Contribution

CENOTAPHE (KOUBBA) DE SIDI AISSA

 

 

Une maisonnette koubba existait autrefois au sein du cimetière d’Ahmam Taourirt appelée KOUBETS N’SIDI AISSA

Dans le temps et régulièrement durant les fêtes de l’Aid (aid el fitr et aid el adha), un rite cérémonial était organise par les jeunes filles du village

Elles allumaient des cierges et des lampes à huile pour bénir le saint sidi aissa, dont le tombeau n’existait pas à l’intérieur de la koubba

Elles chantaient des refrains religieux et donnaient des louanges et glorifications à dieu

D’après les anciens du village, cette maisonnette servait à l’enterrement des morts pendant les périodes de grandes neige Dans les cas ou il ne pouvait être creuse de tombe au sein du cimetière

Toujours d’après les dires des anciens, cette maisonnette aurait accueillie les tombes de Messaoud ait ali oussaid (le père) et une fille morte jeune de hadj hend ait ali oussaid

Cette Koubba a été détruite vers l’année 1959 durant la guerre de libération nationale

L’armée coloniale française soupçonnant les moudjahidine de se retrancher dans cet abri

A l’indépendance du pays cette Koubba n’existant plus ; et le rite habitude de la koubba N’sidi Aissa a disparu

 

 Smail


 

ABASSAN EL VIR

 

« PREMIERE FONTAINE DU VILLAGE »

 

 Jadis fierté de nos aïeux ABASSAN EL VIR est rapetassé

 ABASSAN EL VIR première et ravissante fontaine,

symbole de notre cher village, devra subir une transmutation.

Les travaux sont en cours

 Cette mutabilité nous le souhaitons gardera le charme d’en temps et son insigne expressif

 Abassan el vir, la fontaine qui purifia, toiletta et ablutionna AIT SAID

 Abassan el vir qui a aspergé, arrosé et baigné notre enfance

 Abassan el vir qui nous a ancré et mouillé au village

 Enfants quel plaisir, amusement, gaité nous ressentions à partir de nos maisons le sifflement de ses eaux

A l’entendre, elle faisait reculer Tseriel (ogre) dont on nous menaçait nous chérubins

 Devenus adolescents, adossés dans Tadjemaat, quel agrément, charme percevoir et ouïr dans le silence de la nuit le délice du bruissement chuintant de ses eaux

 Quel visiteur étranger au village ne s’arrêtant pour contempler l’abondance, la grâce donnée par dieu aux gens d’Ait Saïd de ce précieux liquide

En l’occasion, chaque hôte ne manqua jamais de complimenter et glorifier ces aïeux pour avoir doté le village d’une telle réalisation

 Oui dans le temps, nos mères, grandes mères, nous racontaient qu’avant la construction d’abassan el vir, les corvées endurées d’aller chercher seules, de jour et de nuit le précieux liquide à VOUALEM (source distante du village de prés de 5 km)
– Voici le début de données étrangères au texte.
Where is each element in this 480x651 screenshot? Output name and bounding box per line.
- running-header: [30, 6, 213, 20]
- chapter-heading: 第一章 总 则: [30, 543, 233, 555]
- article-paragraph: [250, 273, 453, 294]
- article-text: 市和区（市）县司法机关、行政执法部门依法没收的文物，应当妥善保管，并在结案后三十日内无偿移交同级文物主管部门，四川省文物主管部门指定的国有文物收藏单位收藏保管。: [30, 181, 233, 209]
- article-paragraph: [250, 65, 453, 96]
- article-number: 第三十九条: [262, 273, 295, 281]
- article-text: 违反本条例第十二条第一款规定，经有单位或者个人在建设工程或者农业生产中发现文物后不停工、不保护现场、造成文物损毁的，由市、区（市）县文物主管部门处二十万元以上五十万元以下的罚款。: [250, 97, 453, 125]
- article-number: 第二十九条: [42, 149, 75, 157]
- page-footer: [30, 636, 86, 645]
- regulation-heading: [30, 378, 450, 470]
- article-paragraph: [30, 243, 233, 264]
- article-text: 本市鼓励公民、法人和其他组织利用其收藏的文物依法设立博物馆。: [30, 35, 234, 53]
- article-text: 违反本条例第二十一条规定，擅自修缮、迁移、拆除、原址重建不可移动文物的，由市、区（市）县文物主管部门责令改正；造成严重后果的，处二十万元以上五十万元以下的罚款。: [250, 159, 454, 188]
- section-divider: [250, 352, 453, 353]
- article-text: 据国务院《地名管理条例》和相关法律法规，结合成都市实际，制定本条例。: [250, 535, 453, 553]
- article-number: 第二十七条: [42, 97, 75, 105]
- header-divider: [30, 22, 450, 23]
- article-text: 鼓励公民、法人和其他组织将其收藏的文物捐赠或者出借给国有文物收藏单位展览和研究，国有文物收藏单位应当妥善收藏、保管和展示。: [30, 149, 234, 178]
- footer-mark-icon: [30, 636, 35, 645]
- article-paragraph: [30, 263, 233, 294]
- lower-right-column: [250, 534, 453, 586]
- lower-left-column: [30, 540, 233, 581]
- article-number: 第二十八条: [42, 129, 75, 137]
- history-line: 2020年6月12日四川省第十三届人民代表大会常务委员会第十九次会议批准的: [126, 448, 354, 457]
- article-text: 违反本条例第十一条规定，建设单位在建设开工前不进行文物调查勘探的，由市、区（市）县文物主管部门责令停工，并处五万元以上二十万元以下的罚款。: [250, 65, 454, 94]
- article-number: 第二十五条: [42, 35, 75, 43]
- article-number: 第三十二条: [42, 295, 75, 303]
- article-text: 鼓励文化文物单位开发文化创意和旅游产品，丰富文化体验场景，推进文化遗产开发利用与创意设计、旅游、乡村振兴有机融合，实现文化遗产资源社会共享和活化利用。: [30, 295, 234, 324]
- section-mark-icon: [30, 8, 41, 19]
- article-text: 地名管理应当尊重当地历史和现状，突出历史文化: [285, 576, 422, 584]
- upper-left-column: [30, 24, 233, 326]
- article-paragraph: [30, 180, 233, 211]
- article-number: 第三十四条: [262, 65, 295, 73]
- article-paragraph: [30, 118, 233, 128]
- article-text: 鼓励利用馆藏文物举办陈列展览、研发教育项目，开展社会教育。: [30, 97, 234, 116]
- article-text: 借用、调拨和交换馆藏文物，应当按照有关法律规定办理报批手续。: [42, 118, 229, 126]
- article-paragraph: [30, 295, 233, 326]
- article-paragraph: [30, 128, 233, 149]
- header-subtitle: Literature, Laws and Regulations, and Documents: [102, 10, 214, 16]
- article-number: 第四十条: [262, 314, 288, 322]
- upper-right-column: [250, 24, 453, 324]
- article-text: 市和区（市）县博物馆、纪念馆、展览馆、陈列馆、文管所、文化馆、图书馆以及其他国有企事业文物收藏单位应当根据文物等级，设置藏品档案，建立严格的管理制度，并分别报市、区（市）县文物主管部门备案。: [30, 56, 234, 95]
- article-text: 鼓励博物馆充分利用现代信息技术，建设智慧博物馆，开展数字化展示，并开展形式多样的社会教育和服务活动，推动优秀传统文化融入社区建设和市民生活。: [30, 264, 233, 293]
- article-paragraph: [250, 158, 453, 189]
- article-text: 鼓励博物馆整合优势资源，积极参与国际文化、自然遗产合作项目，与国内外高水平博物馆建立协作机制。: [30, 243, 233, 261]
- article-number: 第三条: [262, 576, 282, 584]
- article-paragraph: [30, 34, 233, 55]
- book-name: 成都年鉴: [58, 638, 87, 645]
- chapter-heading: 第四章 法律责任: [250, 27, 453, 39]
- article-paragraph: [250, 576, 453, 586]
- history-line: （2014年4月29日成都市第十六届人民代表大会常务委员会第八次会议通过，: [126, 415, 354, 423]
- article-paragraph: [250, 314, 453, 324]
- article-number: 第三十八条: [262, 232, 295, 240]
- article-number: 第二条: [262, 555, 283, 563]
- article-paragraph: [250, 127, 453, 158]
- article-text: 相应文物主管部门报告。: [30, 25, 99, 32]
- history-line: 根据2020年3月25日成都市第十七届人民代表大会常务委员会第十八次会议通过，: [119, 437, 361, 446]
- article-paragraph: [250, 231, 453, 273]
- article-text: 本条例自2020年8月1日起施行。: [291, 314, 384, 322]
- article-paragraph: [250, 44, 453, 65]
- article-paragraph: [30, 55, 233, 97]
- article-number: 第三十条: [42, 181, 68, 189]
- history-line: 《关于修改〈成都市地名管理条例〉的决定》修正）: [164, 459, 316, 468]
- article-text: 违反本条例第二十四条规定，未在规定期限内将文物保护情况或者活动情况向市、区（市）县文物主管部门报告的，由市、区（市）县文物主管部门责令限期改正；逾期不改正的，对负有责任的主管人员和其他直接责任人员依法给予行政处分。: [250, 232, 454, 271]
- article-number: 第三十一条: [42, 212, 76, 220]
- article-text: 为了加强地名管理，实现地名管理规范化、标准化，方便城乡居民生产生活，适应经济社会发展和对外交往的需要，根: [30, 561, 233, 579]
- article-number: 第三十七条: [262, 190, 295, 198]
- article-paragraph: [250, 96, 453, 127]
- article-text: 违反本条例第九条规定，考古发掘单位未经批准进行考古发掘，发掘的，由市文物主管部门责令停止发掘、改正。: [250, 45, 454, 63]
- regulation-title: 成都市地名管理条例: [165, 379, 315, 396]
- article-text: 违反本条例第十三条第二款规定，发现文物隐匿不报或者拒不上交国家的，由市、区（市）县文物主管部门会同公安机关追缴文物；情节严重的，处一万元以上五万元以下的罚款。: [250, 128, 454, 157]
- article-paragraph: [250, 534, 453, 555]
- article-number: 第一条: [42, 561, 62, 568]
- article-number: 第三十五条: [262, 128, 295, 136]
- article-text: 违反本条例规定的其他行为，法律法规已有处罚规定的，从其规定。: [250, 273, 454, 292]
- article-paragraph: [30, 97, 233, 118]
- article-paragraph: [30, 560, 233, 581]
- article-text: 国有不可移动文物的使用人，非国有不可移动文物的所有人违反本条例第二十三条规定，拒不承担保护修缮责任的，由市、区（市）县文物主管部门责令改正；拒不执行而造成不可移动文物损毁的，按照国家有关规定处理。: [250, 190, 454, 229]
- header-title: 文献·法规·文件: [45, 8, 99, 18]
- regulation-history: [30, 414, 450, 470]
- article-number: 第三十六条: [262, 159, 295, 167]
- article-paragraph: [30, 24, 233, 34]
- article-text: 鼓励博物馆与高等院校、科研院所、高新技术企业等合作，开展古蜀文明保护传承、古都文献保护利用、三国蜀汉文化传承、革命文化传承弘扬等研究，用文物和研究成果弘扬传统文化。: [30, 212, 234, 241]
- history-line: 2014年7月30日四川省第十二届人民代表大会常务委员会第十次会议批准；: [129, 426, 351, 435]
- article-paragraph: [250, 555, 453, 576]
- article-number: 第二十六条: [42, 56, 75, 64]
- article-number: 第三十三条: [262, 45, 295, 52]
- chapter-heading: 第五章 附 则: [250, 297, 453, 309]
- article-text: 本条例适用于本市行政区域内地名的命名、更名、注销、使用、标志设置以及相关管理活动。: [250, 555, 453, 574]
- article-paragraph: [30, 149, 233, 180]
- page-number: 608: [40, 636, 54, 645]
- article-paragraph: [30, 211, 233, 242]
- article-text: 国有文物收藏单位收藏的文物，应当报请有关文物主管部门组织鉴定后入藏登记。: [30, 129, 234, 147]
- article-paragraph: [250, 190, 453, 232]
 Elles se trempaient, s’acharnaient dans cette besogne nécessiteuse à travers les chemins sinueux et escarpés de la montagne pieds nus, qu’il vente, qu’il pleut ou qu’il neige

 ABBASSAN EL VIR qui a vu tous les rites sacramentaux du village

(Circoncisions, mariages, pèlerins de retour de Hadj de la Mecque, etc)

 ABASSAN EL VIR a une longue et riche chronologie dans l’histoire d’Ait Saïd que ces quelques lignes ne peuvent suffir.